I found these on AllRecipes and they were pretty easy to make dairy free- I just substituted almond milk and Earth Balance where necessary and the muffins turned out soft, light and scrumptious.  I thought I was being creative and smart in substituting brown sugar for white in the crumble but next time I think I will try white sugar and hopefully the tops will come out with a prettier color.

I really like this recipe because the batter is thick and holds the blueberries in place like glue.  You don’t have to worry about all of the blueberries sinking to the bottom of the batter, they will be spread evenly throughout!  Just follow the instructions, and you’ll just get beautiful, cake-y, delicious blueberry muffins, every time.

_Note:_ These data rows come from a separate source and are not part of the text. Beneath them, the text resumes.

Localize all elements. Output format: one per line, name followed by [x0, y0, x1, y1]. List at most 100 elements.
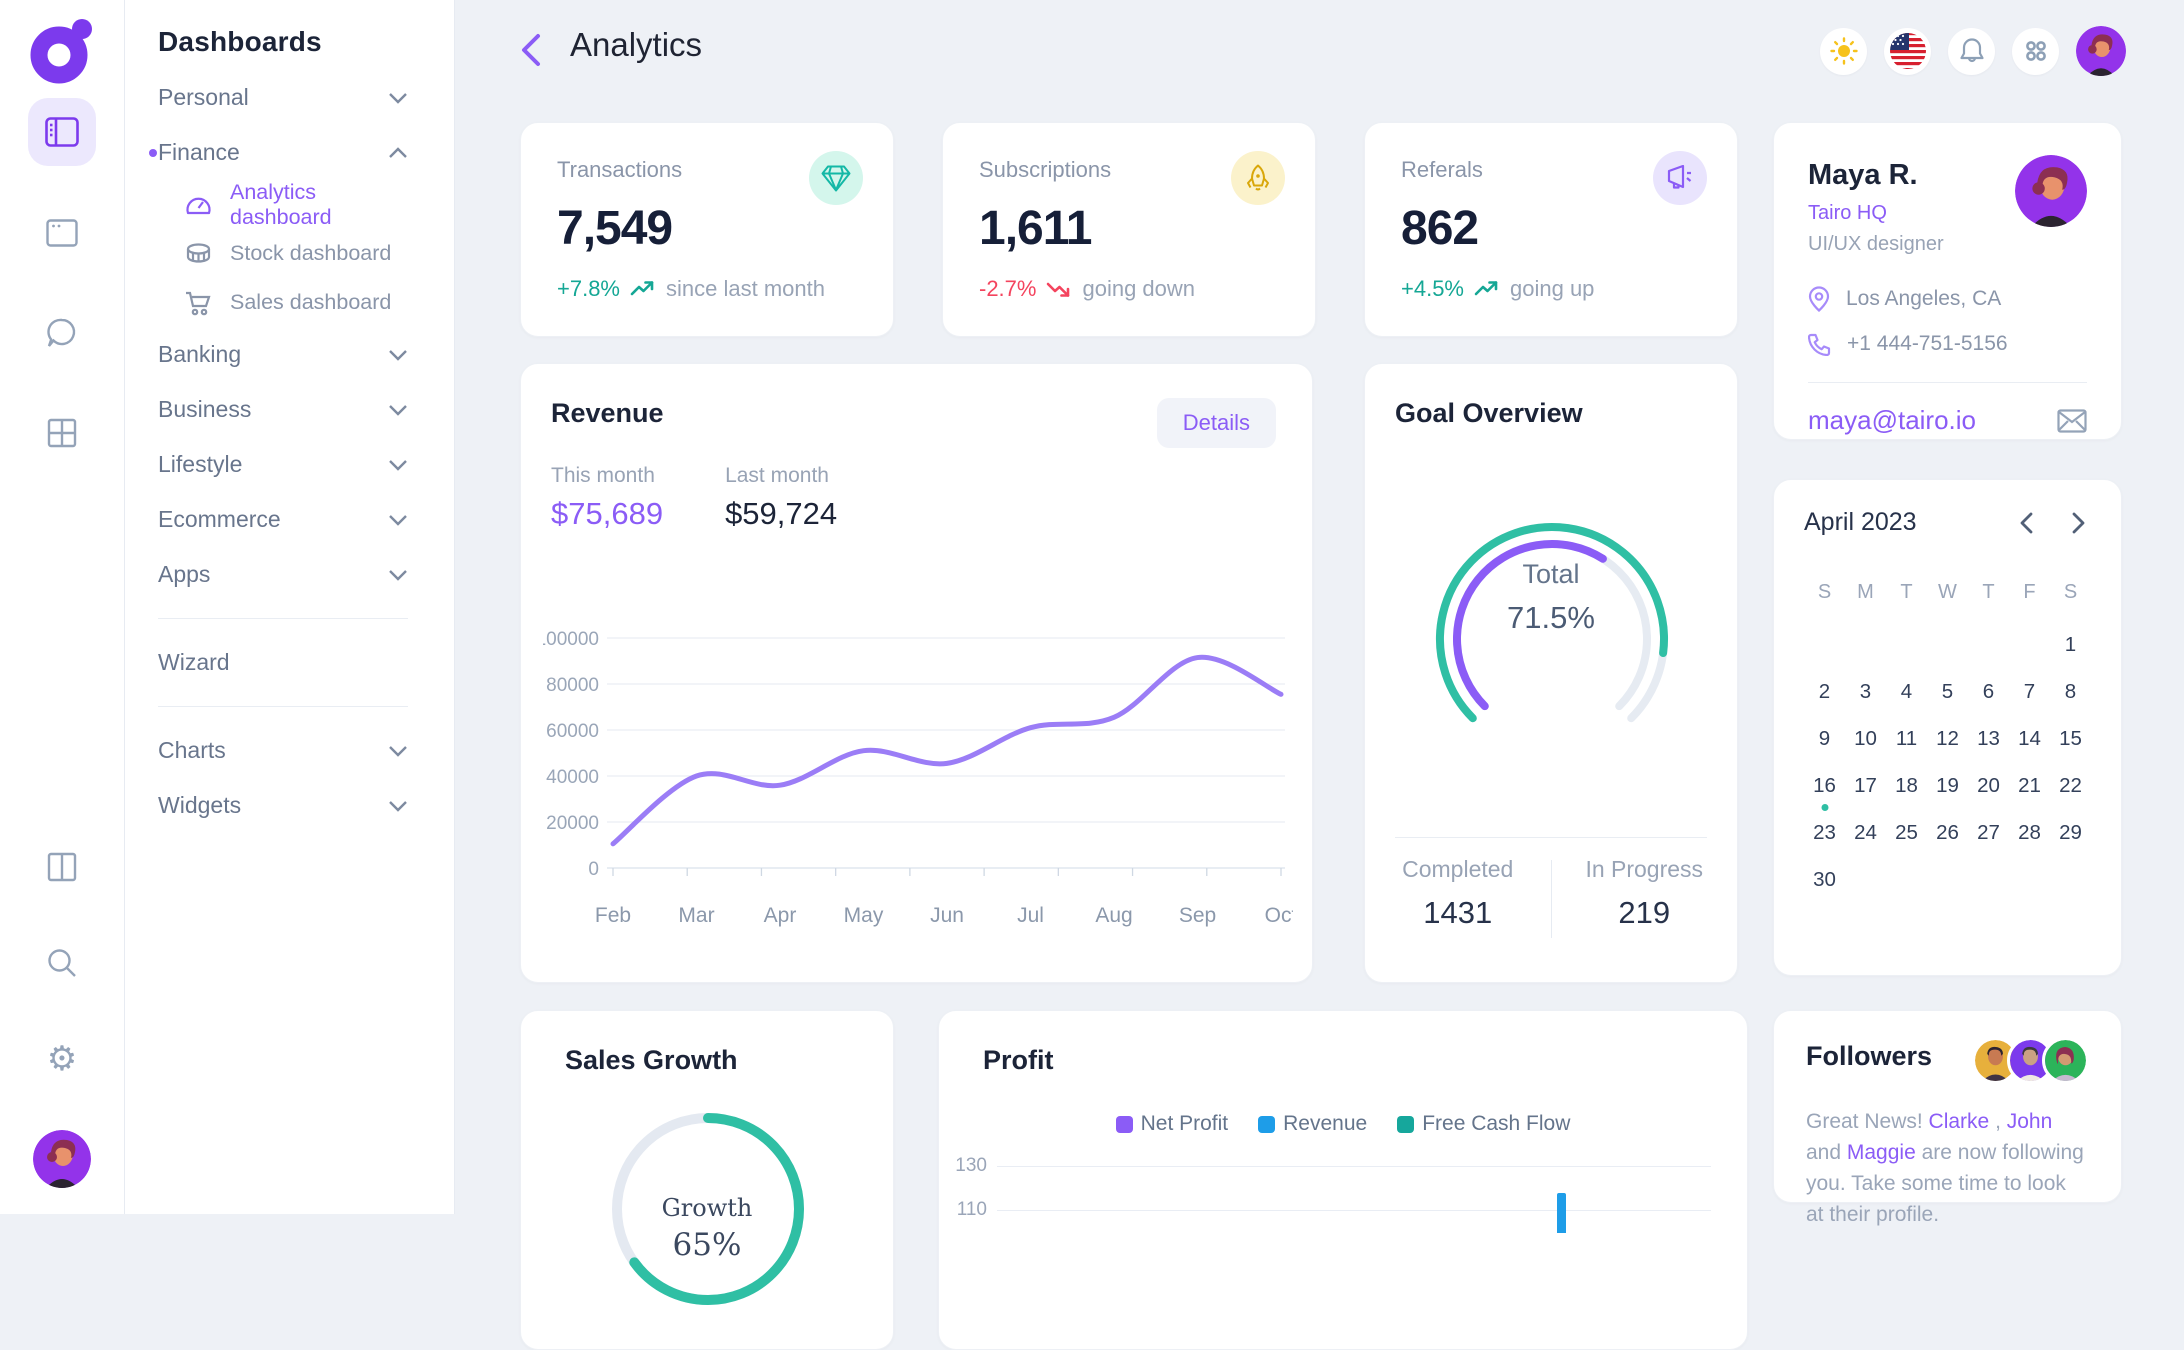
stat-delta: +4.5% — [1401, 276, 1464, 301]
calendar-day[interactable]: 19 — [1936, 774, 1959, 797]
calendar-day[interactable]: 11 — [1895, 727, 1918, 750]
calendar-month-label: April 2023 — [1804, 508, 1917, 536]
window-icon — [46, 219, 78, 247]
back-button[interactable] — [513, 32, 549, 68]
sidebar-item-wizard[interactable]: Wizard — [158, 635, 408, 690]
follower-link[interactable]: Clarke — [1928, 1110, 1990, 1133]
sidebar-item-messages[interactable] — [28, 302, 96, 364]
calendar-grid: S M T W T F S 1 2 3 4 5 6 7 8 9 10 11 12 13 14 15 16 17 18 19 20 21… — [1804, 581, 2091, 907]
goal-center-label: Total — [1522, 559, 1580, 589]
legend-item-net-profit[interactable]: Net Profit — [1115, 1112, 1229, 1136]
follower-link[interactable]: Maggie — [1846, 1141, 1916, 1164]
sidebar-item-finance[interactable]: Finance — [149, 125, 408, 180]
user-avatar[interactable] — [2076, 26, 2126, 76]
follower-avatar-maggie[interactable] — [2042, 1037, 2089, 1084]
sidebar-item-widgets[interactable] — [28, 402, 96, 464]
legend-item-revenue[interactable]: Revenue — [1258, 1112, 1367, 1136]
notifications-button[interactable] — [1948, 27, 1995, 75]
profile-phone-row: +1 444-751-5156 — [1808, 332, 2087, 356]
profile-company-link[interactable]: Tairo HQ — [1808, 202, 1887, 224]
apps-menu-button[interactable] — [2012, 27, 2059, 75]
sidebar-user-avatar[interactable] — [33, 1130, 91, 1188]
chevron-down-icon — [388, 349, 408, 361]
profile-role: UI/UX designer — [1808, 233, 1944, 255]
calendar-day[interactable]: 5 — [1941, 680, 1954, 703]
sidebar-item-dashboards[interactable] — [28, 98, 96, 166]
theme-toggle-button[interactable] — [1820, 27, 1867, 75]
sidebar-settings-button[interactable]: ⚙ — [28, 1028, 96, 1090]
subscriptions-card: Subscriptions 1,611 -2.7% going down — [942, 122, 1316, 337]
sidebar-subitem-label: Sales dashboard — [230, 290, 392, 314]
sidebar-item-layout[interactable] — [28, 836, 96, 898]
calendar-day[interactable]: 27 — [1977, 821, 2000, 844]
revenue-stats: This month $75,689 Last month $59,724 — [521, 448, 1312, 532]
calendar-day[interactable]: 26 — [1936, 821, 1959, 844]
calendar-day[interactable]: 18 — [1895, 774, 1918, 797]
stat-note: going down — [1082, 276, 1196, 301]
calendar-day[interactable]: 16 — [1804, 766, 1845, 813]
calendar-day[interactable]: 21 — [2018, 774, 2041, 797]
sidebar-item-ecommerce[interactable]: Ecommerce — [158, 492, 408, 547]
calendar-day[interactable]: 20 — [1977, 774, 2000, 797]
profile-email-link[interactable]: maya@tairo.io — [1808, 405, 1977, 435]
calendar-prev-button[interactable] — [2013, 510, 2039, 536]
sidebar-item-apps[interactable]: Apps — [158, 547, 408, 602]
menu-divider — [158, 618, 408, 619]
sidebar-item-banking[interactable]: Banking — [158, 327, 408, 382]
calendar-day[interactable]: 23 — [1813, 821, 1836, 844]
sidebar-item-apps-window[interactable] — [28, 202, 96, 264]
sidebar-item-charts[interactable]: Charts — [158, 723, 408, 778]
calendar-day[interactable]: 22 — [2059, 774, 2082, 797]
svg-text:80000: 80000 — [546, 675, 599, 696]
calendar-day-empty — [1968, 625, 2009, 672]
follower-avatar-john[interactable] — [2007, 1037, 2054, 1084]
goal-wrap: Goal Overview Total 71.5% Completed 1431… — [1365, 364, 1737, 982]
rocket-icon — [1231, 151, 1285, 205]
calendar-day[interactable]: 17 — [1854, 774, 1877, 797]
chevron-down-icon — [388, 459, 408, 471]
calendar-day[interactable]: 28 — [2018, 821, 2041, 844]
calendar-next-button[interactable] — [2065, 510, 2091, 536]
megaphone-icon — [1653, 151, 1707, 205]
follower-link[interactable]: John — [2006, 1110, 2053, 1133]
calendar-day[interactable]: 12 — [1936, 727, 1959, 750]
calendar-day-header: M — [1857, 581, 1874, 603]
stat-value: 7,549 — [557, 202, 673, 255]
calendar-day[interactable]: 30 — [1813, 868, 1836, 891]
chevron-down-icon — [388, 92, 408, 104]
sidebar-item-widgets[interactable]: Widgets — [158, 778, 408, 833]
calendar-day[interactable]: 14 — [2018, 727, 2041, 750]
svg-text:Apr: Apr — [764, 904, 797, 927]
svg-text:Sep: Sep — [1179, 904, 1216, 927]
sidebar-item-label: Personal — [158, 84, 249, 110]
legend-item-free-cash-flow[interactable]: Free Cash Flow — [1397, 1112, 1570, 1136]
sidebar-item-business[interactable]: Business — [158, 382, 408, 437]
calendar-day[interactable]: 15 — [2059, 727, 2082, 750]
sidebar-item-personal[interactable]: Personal — [158, 70, 408, 125]
sidebar-item-label: Charts — [158, 737, 226, 763]
legend-label: Net Profit — [1140, 1112, 1229, 1135]
sidebar-item-analytics-dashboard[interactable]: Analytics dashboard — [158, 180, 408, 229]
calendar-day[interactable]: 7 — [2023, 680, 2036, 703]
calendar-day[interactable]: 24 — [1854, 821, 1877, 844]
calendar-day[interactable]: 6 — [1982, 680, 1995, 703]
calendar-day[interactable]: 29 — [2059, 821, 2082, 844]
calendar-day[interactable]: 2 — [1818, 680, 1831, 703]
calendar-day[interactable]: 10 — [1854, 727, 1877, 750]
calendar-day[interactable]: 8 — [2064, 680, 2077, 703]
language-selector-button[interactable] — [1884, 27, 1931, 75]
envelope-icon[interactable] — [2057, 408, 2087, 433]
calendar-day[interactable]: 4 — [1900, 680, 1913, 703]
calendar-day[interactable]: 3 — [1859, 680, 1872, 703]
calendar-day[interactable]: 13 — [1977, 727, 2000, 750]
details-button[interactable]: Details — [1156, 398, 1276, 448]
sidebar-search-button[interactable] — [28, 932, 96, 994]
tairo-logo[interactable] — [29, 18, 95, 84]
sidebar-item-lifestyle[interactable]: Lifestyle — [158, 437, 408, 492]
sidebar-item-stock-dashboard[interactable]: Stock dashboard — [158, 229, 408, 278]
sidebar-item-label: Lifestyle — [158, 451, 243, 477]
sidebar-item-sales-dashboard[interactable]: Sales dashboard — [158, 278, 408, 327]
calendar-day[interactable]: 9 — [1818, 727, 1831, 750]
calendar-day[interactable]: 1 — [2064, 633, 2077, 656]
calendar-day[interactable]: 25 — [1895, 821, 1918, 844]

To Die For Blueberry Muffins

Makes 8 jumbo muffins

1 1/2 cups flour
3/4 cup white sugar
1/2 teaspoon salt
2 teaspoons baking powder
1/3 cup vegetable oil
1 egg
2 teaspoons vanilla
1/3 cup milk (I used almond milk but if you don’t need DF then I would recommend buttermilk!)
1 cup fresh blueberries
1/2 cup brown sugar
1/3 cup flour
1/4 cup butter (I used Earth Balance)
1 1/2 teaspoons cinnamon

Preheat oven to 400F. Grease muffin cups or line with muffin liners.
Combine 1 1/2 cups flour, 3/4 cup sugar, salt and baking powder. Place vegetable oil into a 1 cup measuring cup; add the egg, vanilla and then enough milk to fill the cup. Mix this with flour mixture. Fold in blueberries. Fill muffin cups right to the top, and sprinkle with crumb topping mixture.

To Make Crumb Topping: Mix together 1/2 cup brown sugar, 1/3 cup flour, 1/4 cup butter, and 1 1/2 teaspoons cinnamon. Mix with fork, and sprinkle over muffins before baking.
Bake for 20 to 25 minutes in the preheated oven, or until done. Cool completely on a wire rack then serve.